Certification does not guarantee a complete absence of weeds in the hay. Certification is only for species on the designated list and indicates that the inspector made a reasonable and prudent visual inspection of the field and did not find any of the 95 species on the designated weed list. A field may be certified if it contains weed species that are not on the designated weed list. Certification does not guarantee protein content, maturity or other quality factors of the hay.

For More Information on the Alberta Certified Weed Free Hay Program and designated weed list, please refer to the information below.

Alberta Certified Weed Free Hay Program

1. Introduction .
There is a growing demand within Alberta and across North America for hay that has been inspected and certified as weed free. The spread of weeds through hay has been well documented and the associated costs have increased demand for access to a weed free product. To meet this demand, rural municipalities and Alberta Agriculture and Rural Development have developed a voluntary weed free hay inspection and certification program.

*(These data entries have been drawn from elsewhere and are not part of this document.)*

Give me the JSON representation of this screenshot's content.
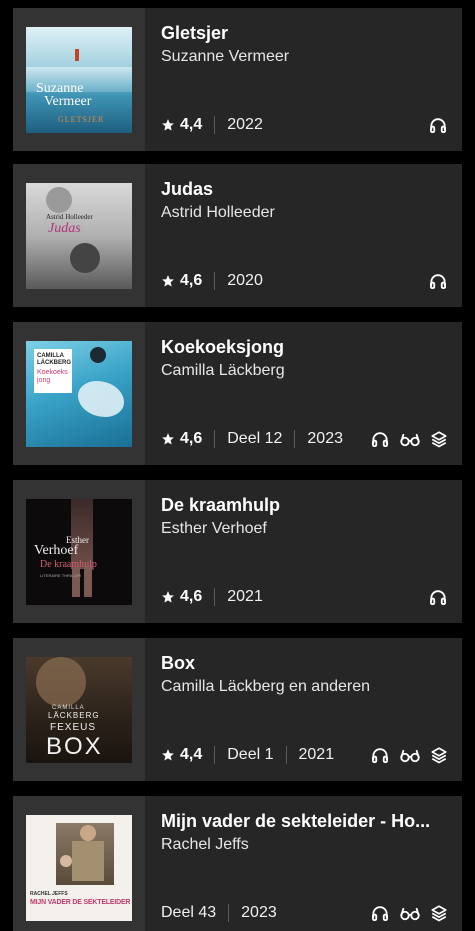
{
  "books": [
    {
      "title": "Gletsjer",
      "author": "Suzanne Vermeer",
      "rating": "4,4",
      "part": "",
      "year": "2022",
      "formats": [
        "headphones-icon"
      ],
      "cover": {
        "author_line1": "Suzanne",
        "author_line2": "Vermeer",
        "title": "GLETSJER"
      }
    },
    {
      "title": "Judas",
      "author": "Astrid Holleeder",
      "rating": "4,6",
      "part": "",
      "year": "2020",
      "formats": [
        "headphones-icon"
      ],
      "cover": {
        "author": "Astrid Holleeder",
        "title": "Judas"
      }
    },
    {
      "title": "Koekoeksjong",
      "author": "Camilla Läckberg",
      "rating": "4,6",
      "part": "Deel 12",
      "year": "2023",
      "formats": [
        "headphones-icon",
        "glasses-icon",
        "layers-icon"
      ],
      "cover": {
        "author_line1": "CAMILLA",
        "author_line2": "LÄCKBERG",
        "title_line1": "Koekoeks",
        "title_line2": "jong"
      }
    },
    {
      "title": "De kraamhulp",
      "author": "Esther Verhoef",
      "rating": "4,6",
      "part": "",
      "year": "2021",
      "formats": [
        "headphones-icon"
      ],
      "cover": {
        "author_line1": "Esther",
        "author_line2": "Verhoef",
        "title": "De kraamhulp",
        "subtitle": "LITERAIRE THRILLER"
      }
    },
    {
      "title": "Box",
      "author": "Camilla Läckberg en anderen",
      "rating": "4,4",
      "part": "Deel 1",
      "year": "2021",
      "formats": [
        "headphones-icon",
        "glasses-icon",
        "layers-icon"
      ],
      "cover": {
        "author_line1": "CAMILLA",
        "author_line2": "LÄCKBERG",
        "author_line3": "FEXEUS",
        "title": "BOX"
      }
    },
    {
      "title": "Mijn vader de sekteleider - Ho...",
      "author": "Rachel Jeffs",
      "rating": "",
      "part": "Deel 43",
      "year": "2023",
      "formats": [
        "headphones-icon",
        "glasses-icon",
        "layers-icon"
      ],
      "cover": {
        "author": "RACHEL JEFFS",
        "title": "MIJN VADER DE SEKTELEIDER"
      }
    }
  ]
}
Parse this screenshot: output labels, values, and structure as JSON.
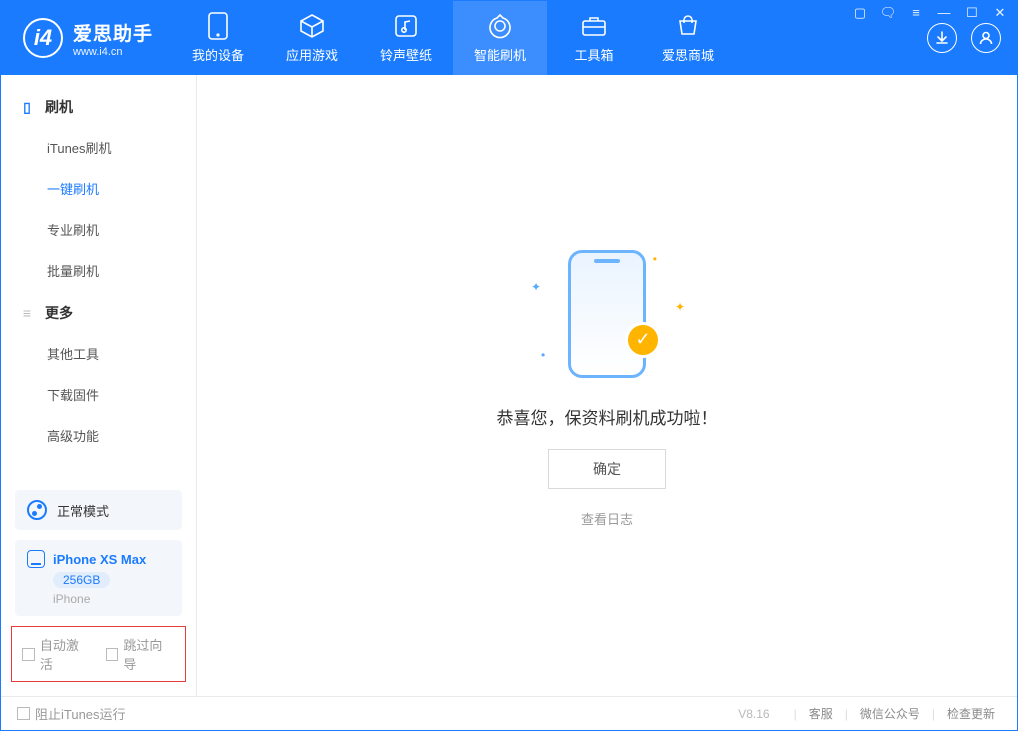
{
  "app": {
    "name": "爱思助手",
    "url": "www.i4.cn"
  },
  "topTabs": {
    "device": "我的设备",
    "apps": "应用游戏",
    "ring": "铃声壁纸",
    "flash": "智能刷机",
    "toolbox": "工具箱",
    "store": "爱思商城"
  },
  "sidebar": {
    "sec1": "刷机",
    "items1": {
      "itunes": "iTunes刷机",
      "oneKey": "一键刷机",
      "pro": "专业刷机",
      "batch": "批量刷机"
    },
    "sec2": "更多",
    "items2": {
      "other": "其他工具",
      "firmware": "下载固件",
      "advanced": "高级功能"
    }
  },
  "mode": "正常模式",
  "device": {
    "name": "iPhone XS Max",
    "capacity": "256GB",
    "type": "iPhone"
  },
  "checks": {
    "autoActivate": "自动激活",
    "skipGuide": "跳过向导"
  },
  "main": {
    "successText": "恭喜您，保资料刷机成功啦！",
    "okBtn": "确定",
    "viewLog": "查看日志"
  },
  "footer": {
    "blockItunes": "阻止iTunes运行",
    "version": "V8.16",
    "support": "客服",
    "wechat": "微信公众号",
    "update": "检查更新"
  }
}
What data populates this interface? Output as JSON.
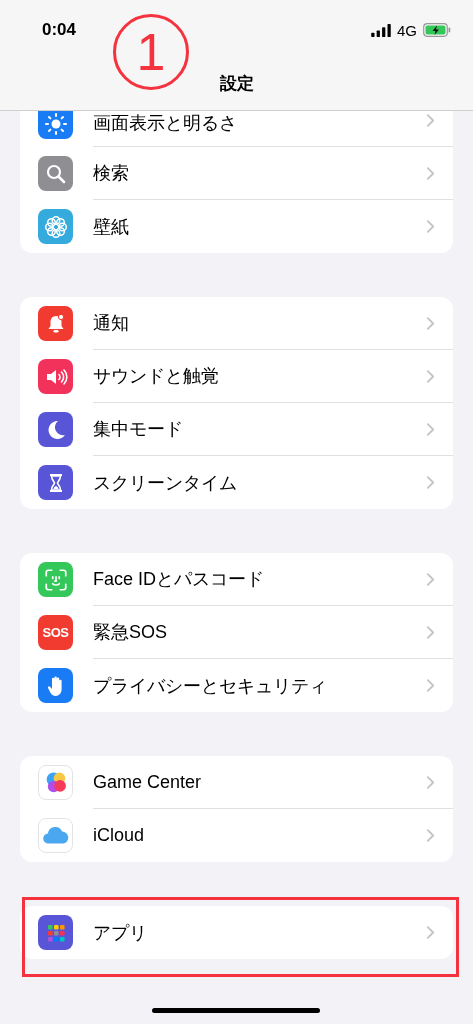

For more information, please check out the program brochure.

2. Program Objectives

  • To provide a premium product that is recognized as marketable and transportable
  • To prevent the spread of weeds and undesirable plant species
  • To protect private and public lands from invasive plant species
  • To increase awareness of the environmental impact of non-native, invasive plant species
3. What is “Certified Weed Free Hay” under this program?
Fields which are found to be free of viable seed or other reproductive parts of plants identified in the Weed List (attached) may be certified. The standards for certification are consistent with the “North American Weed Free Forage Certification Program” standards. It is possible that non-reproductive, or vegetative, parts of a plant on the attached Weed List may be present in fields certified as weed free.

4. Why purchase or produce Certified Weed Free Hay?
Weed free hay can:
  • Be a preferred product choice
  • Bring a premium when sold
  • Prevent weeds from spreading within the farm and between farms
  • Prevent invasive species from becoming established in riparian and other environmentally sensitive areas
5. How does the certification process work?
Fields must be inspected a maximum of 10 days prior to cutting. Inspections will be conducted on a field-by field basis. Certification is based on visual inspection by qualified personnel using a standard inspection procedure. A certificate of inspection is issued to the producer if the field meets the requirements. Further details on the field inspection process can be obtained from your local Agricultural Fieldman.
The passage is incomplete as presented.